Hatiku mencelos. Penolakan. Aku sudah menduganya.

"Tapi… tapi aku harus jujur padamu," lanjut Elara, suaranya bergetar. "Sejak awal, sejak aku pertama kali bertemu denganmu, aku merasa ada koneksi di antara kita. Sebuah resonansi yang sulit dijelaskan."

Aku mengangkat kepalaku, menatap Elara dengan tak percaya. "Resonansi? Maksudmu…?"

Elara mengangguk. "Saat aku merancang Hati Phoenix, aku memasukkan sebuah fitur tersembunyi. Sebuah algoritma yang mempelajari dan merespons emosi penggunanya. Algoritma itu seharusnya membantu proses penyembuhan dan adaptasi. Tapi… sepertinya algoritma itu juga mengembangkan semacam 'afinitas' terhadap orang yang paling dekat dengan penggunanya."

Aku tertegun. "Jadi… Hati Phoenix-ku… meresponsmu?"

"Lebih dari itu," kata Elara, meraih tanganku. Jari-jarinya yang dingin dan ramping terasa kontras dengan panas yang menjalar di sekujur tubuhku. "Hati Phoenix-mu… berdetak untukku, Kai. Dan sejujurnya… aku merasa hal yang sama."

Aku menggenggam tangannya erat-erat, merasakan kehangatan yang mengalir di antara kami. Di tengah gemerlap kota Cyberia dan hiruk pikuk kafe siber, aku merasa seolah-olah hanya ada kami berdua di dunia ini.

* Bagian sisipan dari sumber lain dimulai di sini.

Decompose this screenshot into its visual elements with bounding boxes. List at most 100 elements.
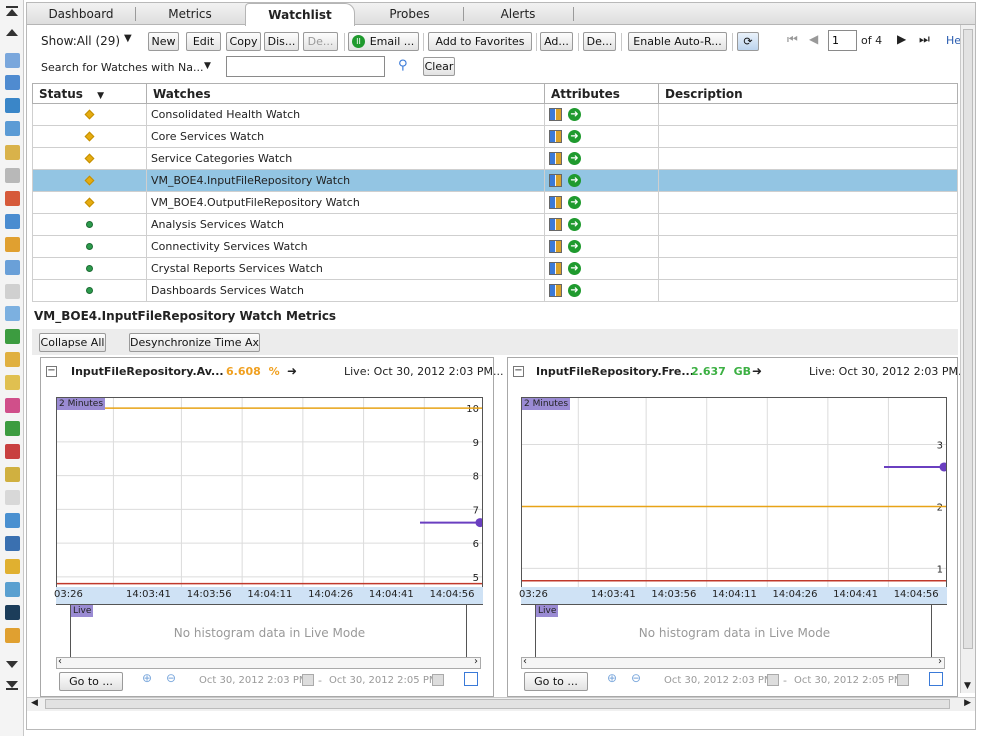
table-row[interactable]: VM_BOE4.OutputFileRepository Watch ➜ [32, 191, 958, 214]
table-row[interactable]: Dashboards Services Watch ➜ [32, 279, 958, 302]
scroll-right-icon[interactable]: ▶ [964, 698, 971, 708]
go-arrow-icon[interactable]: ➜ [568, 240, 581, 254]
attributes-icon[interactable] [549, 218, 562, 232]
end-date[interactable]: Oct 30, 2012 2:05 PM [794, 675, 902, 686]
users-icon[interactable] [5, 191, 20, 206]
go-arrow-icon[interactable]: ➜ [568, 108, 581, 122]
go-arrow-icon[interactable]: ➜ [568, 262, 581, 276]
go-arrow-icon[interactable]: ➜ [568, 284, 581, 298]
attributes-header[interactable]: Attributes [544, 83, 659, 104]
watch-name-cell[interactable]: Service Categories Watch [146, 147, 545, 170]
go-to-button[interactable]: Go to ... [524, 672, 588, 691]
copy-button[interactable]: Copy [226, 32, 261, 51]
watch-name-cell[interactable]: Connectivity Services Watch [146, 235, 545, 258]
go-arrow-icon[interactable]: ➜ [568, 174, 581, 188]
calendar-icon[interactable] [5, 214, 20, 229]
star-burst-icon[interactable] [5, 398, 20, 413]
zoom-out-icon[interactable]: ⊖ [631, 671, 641, 685]
user-add-icon[interactable] [5, 467, 20, 482]
start-calendar-icon[interactable] [302, 674, 314, 686]
watch-name-cell[interactable]: VM_BOE4.InputFileRepository Watch [146, 169, 545, 192]
end-calendar-icon[interactable] [897, 674, 909, 686]
collapse-icon[interactable]: − [46, 366, 57, 377]
disable-button[interactable]: Dis... [264, 32, 299, 51]
watch-name-cell[interactable]: Analysis Services Watch [146, 213, 545, 236]
description-header[interactable]: Description [658, 83, 958, 104]
new-button[interactable]: New [148, 32, 179, 51]
next-page-icon[interactable]: ▶ [897, 32, 906, 46]
start-date[interactable]: Oct 30, 2012 2:03 PM [199, 675, 307, 686]
end-date[interactable]: Oct 30, 2012 2:05 PM [329, 675, 437, 686]
scroll-down-icon[interactable] [6, 661, 18, 668]
scroll-up-icon[interactable] [6, 29, 18, 36]
tab-watchlist[interactable]: Watchlist [245, 3, 355, 26]
watches-header[interactable]: Watches [146, 83, 545, 104]
scroll-top-arrow-icon[interactable] [6, 9, 18, 16]
table-row[interactable]: Service Categories Watch ➜ [32, 147, 958, 170]
chart-icon[interactable] [5, 329, 20, 344]
attributes-icon[interactable] [549, 108, 562, 122]
panel-hscroll[interactable]: ‹ › [521, 656, 945, 669]
lock-icon[interactable] [5, 352, 20, 367]
folder-icon[interactable] [5, 168, 20, 183]
scroll-down-icon[interactable]: ▼ [964, 681, 971, 691]
table-row[interactable]: Analysis Services Watch ➜ [32, 213, 958, 236]
vertical-scrollbar[interactable]: ▼ [960, 25, 975, 693]
table-row[interactable]: Crystal Reports Services Watch ➜ [32, 257, 958, 280]
help-link[interactable]: He [946, 34, 961, 47]
sort-down-icon[interactable]: ▼ [97, 91, 104, 101]
info-icon[interactable] [5, 306, 20, 321]
table-row[interactable]: Consolidated Health Watch ➜ [32, 103, 958, 126]
scroll-left-icon[interactable]: ‹ [58, 656, 62, 667]
window-icon[interactable] [5, 284, 20, 299]
document-icon[interactable] [5, 490, 20, 505]
search-field-dropdown-icon[interactable]: ▼ [204, 61, 211, 71]
arrow-right-icon[interactable]: ➜ [287, 364, 297, 378]
attributes-icon[interactable] [549, 262, 562, 276]
start-calendar-icon[interactable] [767, 674, 779, 686]
scroll-bottom-arrow-icon[interactable] [6, 681, 18, 688]
scroll-top-icon[interactable] [6, 6, 18, 8]
database-icon[interactable] [5, 145, 20, 160]
alert-servers-icon[interactable] [5, 260, 20, 275]
zoom-out-icon[interactable]: ⊖ [166, 671, 176, 685]
key-icon[interactable] [5, 375, 20, 390]
search-input[interactable] [226, 56, 385, 77]
table-row[interactable]: VM_BOE4.InputFileRepository Watch ➜ [32, 169, 958, 192]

"Elara," aku berbisik, "aku tidak tahu apakah ini karena Hati Phoenix atau karena diriku sendiri, tapi aku mencintaimu."

Elara tersenyum, air mata berkilauan di matanya. "Aku juga mencintaimu, Kai. Dan aku tahu, jauh di lubuk hatiku, bahwa perasaan ini nyata. Bahwa ini bukan hanya sekadar kode dan algoritma. Ini adalah cinta yang tulus."

Malam itu, di bawah kilau neon Cyberia, hati bionikku berdetak lebih kencang dari sebelumnya. Bukan hanya sebagai pengganti organ vital, tapi sebagai bukti cinta yang luar biasa. Cinta yang lahir dari teknologi, tapi berakar dalam jiwa. Cinta yang hanya bisa kurasakan untuk Elara, satu-satunya wanita yang mampu membuat hati bionikku berdetak untuknya saja.